Looking for deals along Route 1
About 100,000 shoppers scoped out Black Friday weekend deals at outlet stores along the Route 1 corridor, said general manager Amy Norgate. “It was a wonderful weekend for us,” she said, adding sales were brisk from 10 p.m. Thursday until around 2 a.m. Friday with crowds returning at 6 a.m.
The decision to open Thanksgiving night for the third year in a row was Tanger's response to its store owners' requests for longer hours, she said.
Norgate said Black Friday weekend shoppers are among the most organized of the year. “They have their lists, and they are very smart with their money,” she said.

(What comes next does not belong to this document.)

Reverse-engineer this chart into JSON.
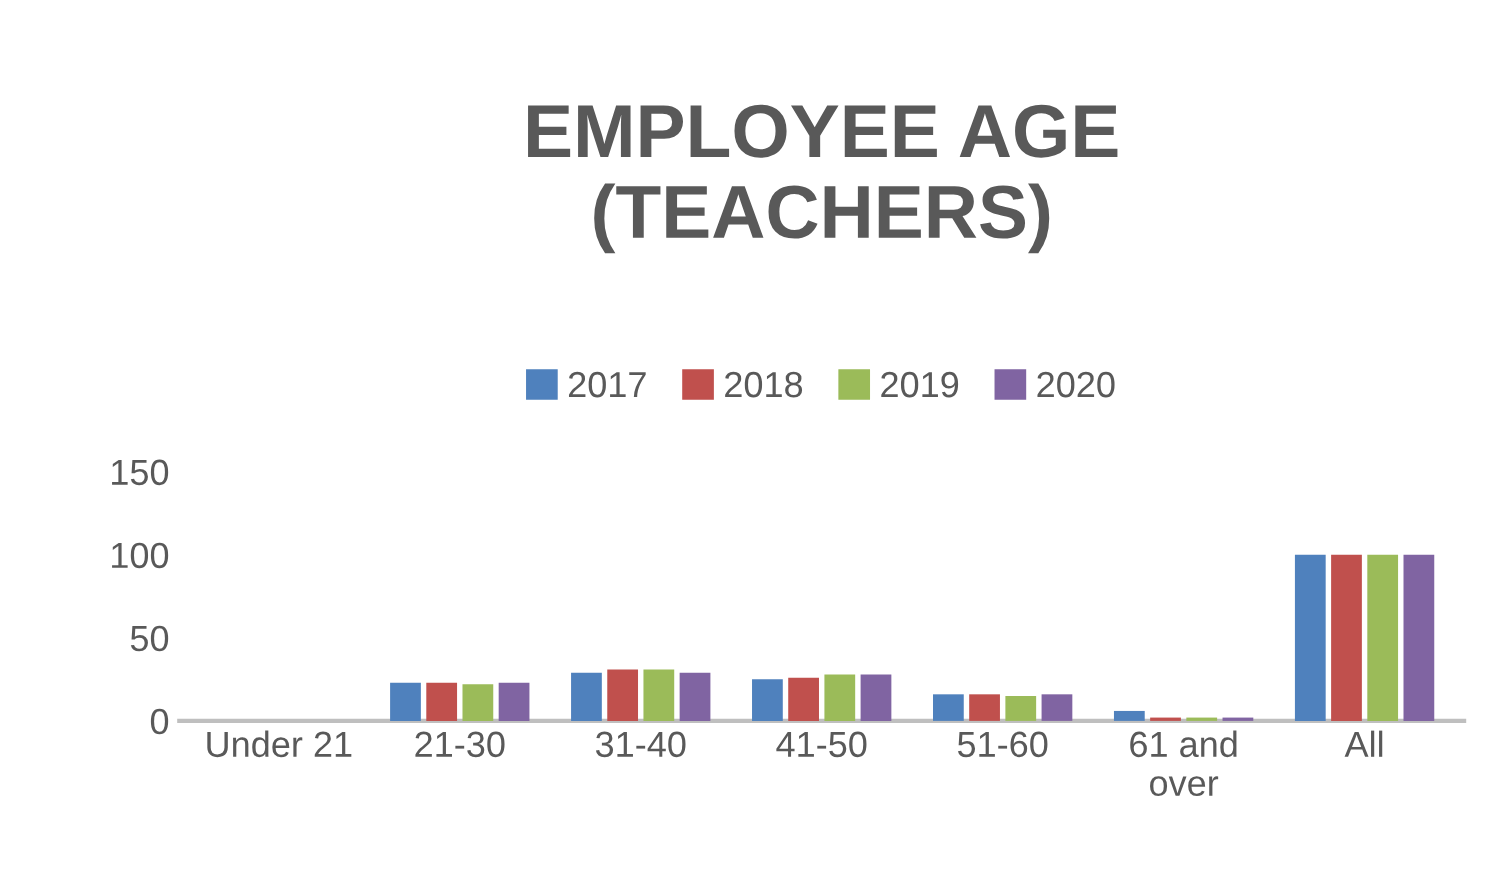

With fewer shopping days between Thanksgiving and Christmas this year, Norgate said many retailers had good deals prior to Black Friday weekend.
More than 500 shoppers from Baltimore, Philadelphia and Washington, D.C., poured out of 13 buses for Black Friday shopping at the outlets. “They were focused on tax-free shopping,” Norgate said. “This is our most popular motor coach weekend.”
While holiday sales are important to the bottom lines of outlet stores, sales in the peak tourist summer months of July and August are equally as important, Norgate said.
Nationwide sales up 2.3 percent
It was all about the deals: Walmart had 32-inch HDTVs for $98; Peebles offered gift cards up to $100 to the first 50 customers; and Lowe's and Home Depot slashed some tools by half.
Nationwide, sales for Thursday and Friday totaled $12.3 billion, up 2.3 percent from 2012, according to ShopperTrak. But, nationwide sales for Black Friday were down 13 percent from 2012 because more shoppers took advantage of sales on Thanksgiving, according to ShopperTrak.
For the entire four-day shopping weekend, sales were down slightly from $59.1 billion in 2012 to $57.4 billion this year, according to the National Retail Federation. However, the group predicts that holiday shoppers will spend $602 billion this season, a 4-percent increase from last year.
And for those who missed out on Black Friday deals, Cyber Monday offered another chance.